Gilles Bissonnette, legal director of the ACLU of New Hampshire which represented the plaintiffs in the case, said no appeal was filed.
He said it was clear in the court order that if the city identifies a motorist using the cameras, it will be committing a crime. With the installation of the camera, Bissonnette said it is “exceedingly likely that the city will, at some point, engage in such identification and therefore be subject to criminal liability. Thus, we will be actively monitoring the implementation of these cameras in the event that such identification – which is likely inevitable – occurs.”
The camera is pointed at storefronts and sidewalks where there is no expectation of privacy, Peter Chiesa, a deputy Manchester city solicitor, said at a court hearing last year. He said the city had no intention to record motorists.
The recordings will be retained for two weeks and will be used by police to investigate incidents such as lewdness and drug use along Elm Street, Police Chief Carlo Capano has said. The camera does not contain facial recognition software and no license plate readers are in use.
Under a state law enacted in 2006, police are barred from using surveillance cameras to determine the ownership of a motor vehicle or the identity of a motor vehicle’s occupants on public roads.
Nadeau, in her order, said the city’s planned use consists of the installation of cameras; the recording of Elm Street, including the vehicles and motorists on the road; and the review of footage by Manchester Police dispatch.

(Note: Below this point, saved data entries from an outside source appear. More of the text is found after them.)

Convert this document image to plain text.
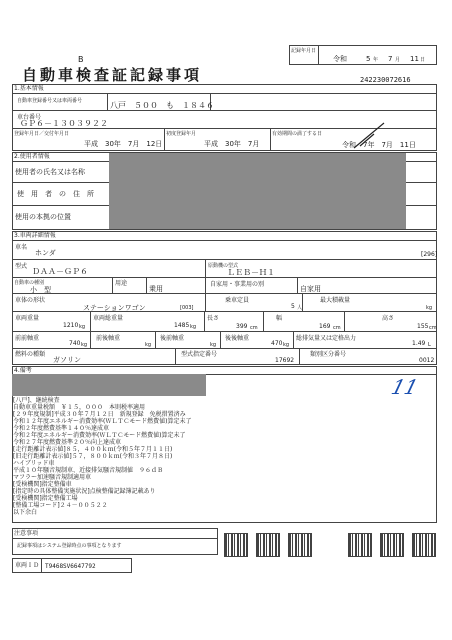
記録年月日
令和	5 年 7 月 11 日
B
自動車検査証記録事項	242230072616
1.基本情報
自動車登録番号又は車両番号	八戸　５００　も　１８４６
車台番号
ＧＰ６－１３０３９２２
登録年月日／交付年月日
平成　30年　7月　12日
初度登録年月
平成　30年　7月
有効期間の満了する日
令和　7年　7月　11日
2.使用者情報
使用者の氏名又は名称
使　用　者　の　住　所
使用の本拠の位置
3.車両詳細情報
車名
ホンダ	[296]
型式
ＤＡＡ－ＧＰ６
原動機の型式
ＬＥＢ－Ｈ１
自動車の種別
小　型
用途
乗用
自家用・事業用の別
自家用
車体の形状
ステーションワゴン	[003]
乗車定員
5 人
最大積載量
kg
車両重量
1210 kg
車両総重量
1485 kg
長さ
399 cm
幅
169 cm
高さ
155 cm
前前軸重
740 kg
前後軸重
kg
後前軸重
kg
後後軸重
470 kg
総排気量又は定格出力
1.49 L
燃料の種類
ガソリン
型式指定番号
17692
類別区分番号
0012
4.備考
11
[八戸]、継続検査
自動車重量税額　￥１５，０００　本則税率適用
[２９年度規制]平成３０年７月１２日　新規登録　免税措置済み
令和１２年度エネルギー消費効率(ＷＬＴＣモード燃費値)算定未了
令和２年度燃費基準１４０％達成車
令和２年度エネルギー消費効率(ＷＬＴＣモード燃費値)算定未了
令和２７年度燃費基準２０％向上達成車
[走行距離計表示値]８５，４００ｋｍ(令和５年７月１１日)
[旧走行距離計表示値]５７，８００ｋｍ(令和３年７月８日)
ハイブリッド車
平成１０年騒音規制車、近接排気騒音規制値　９６ｄＢ
マフラー加速騒音規制適用車
[受検機関]指定整備車
[指定時の具体整備実施状況]点検整備記録簿記載あり
[受検機関]指定整備工場
[整備工場コード]２４－００５２２
以下余白
注意事項
記録事項はシステム登録時点の事項となります
車両ＩＤ T9468SV6647792
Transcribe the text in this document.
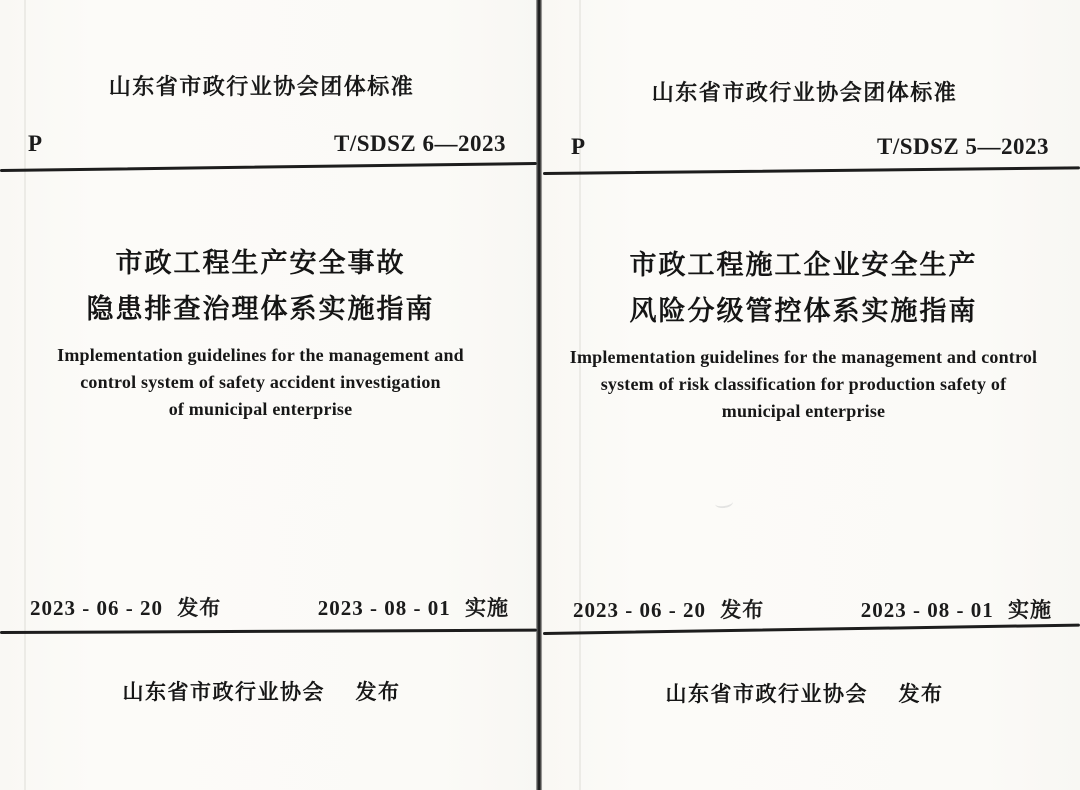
山东省市政行业协会团体标准
P	T/SDSZ 6—2023
市政工程生产安全事故
隐患排查治理体系实施指南
Implementation guidelines for the management and
control system of safety accident investigation
of municipal enterprise
2023 - 06 - 20 发布	2023 - 08 - 01 实施
山东省市政行业协会 发布
山东省市政行业协会团体标准
P	T/SDSZ 5—2023
市政工程施工企业安全生产
风险分级管控体系实施指南
Implementation guidelines for the management and control
system of risk classification for production safety of
municipal enterprise
2023 - 06 - 20 发布	2023 - 08 - 01 实施
山东省市政行业协会 发布
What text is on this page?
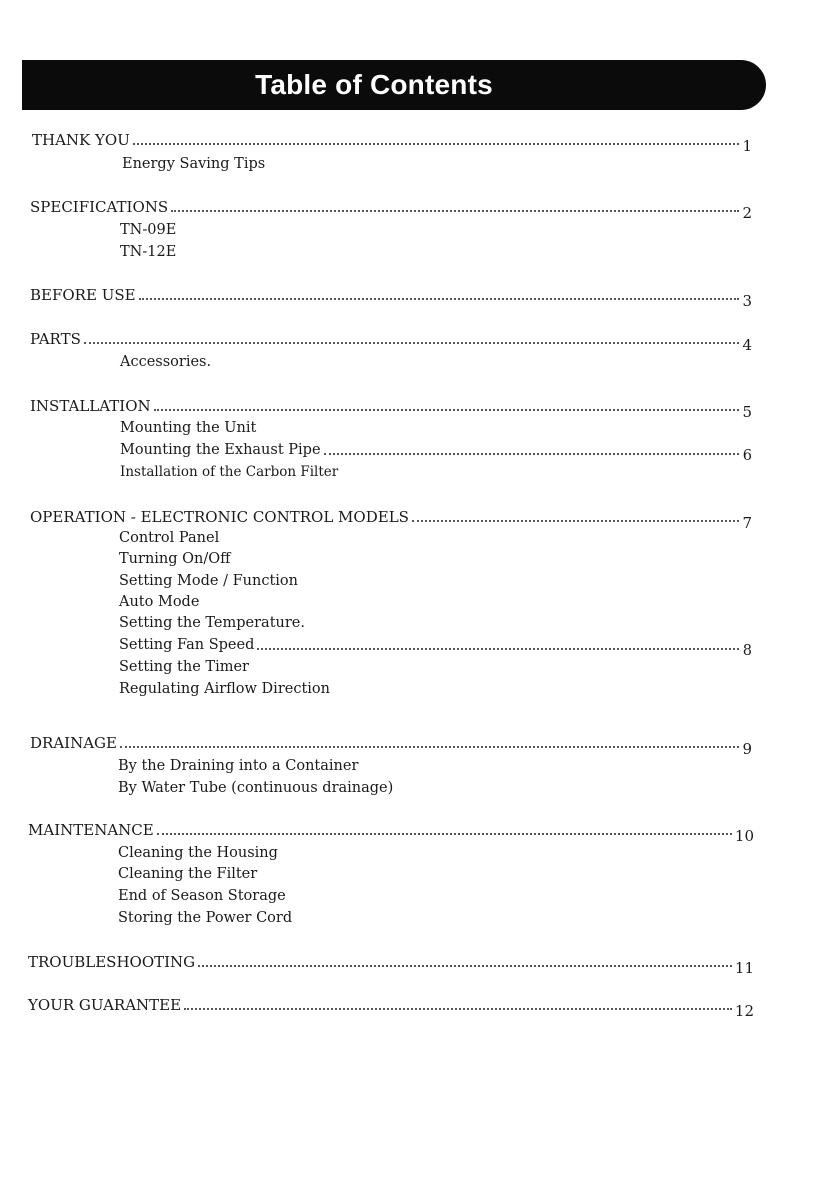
Table of Contents
THANK YOU	1
Energy Saving Tips
SPECIFICATIONS	2
TN-09E
TN-12E
BEFORE USE	3
PARTS	4
Accessories.
INSTALLATION	5
Mounting the Unit
Mounting the Exhaust Pipe	6
Installation of the Carbon Filter
OPERATION - ELECTRONIC CONTROL MODELS	7
Control Panel
Turning On/Off
Setting Mode / Function
Auto Mode
Setting the Temperature.
Setting Fan Speed	8
Setting the Timer
Regulating Airflow Direction
DRAINAGE	9
By the Draining into a Container
By Water Tube (continuous drainage)
MAINTENANCE	10
Cleaning the Housing
Cleaning the Filter
End of Season Storage
Storing the Power Cord
TROUBLESHOOTING	11
YOUR GUARANTEE	12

Under the law, “surveillance” means the act of determining the ownership of a motor vehicle or the identity of a motor vehicle’s occupants on the public ways of the state or its political subdivisions through the use of a camera
Nadeau said the way the city planned to use the cameras does not constitute “surveillance,” as defined in the statute.
“Instead, in order to violate the statute, a government employee reviewing the footage would need to: (1) take the additional step of searching a license plate captured by the recording or running the recording through facial recognition software; or (2) recognize a vehicle or occupant thereof by virtue of their own personal knowledge. While both of these events are possibilities, neither appears to be the intended purpose of the installation of the cameras. Instead, the stated purpose of the cameras is to monitor for and respond to crimes taking place in or around the businesses and residences located on Elm Street,” she wrote. “At most, it could be argued that the city’s planned use will enable the government to violate the statute. However, simply because footage generated by the cameras could be used to violate the law does not mean the installation or use of the cameras itself violates the law.”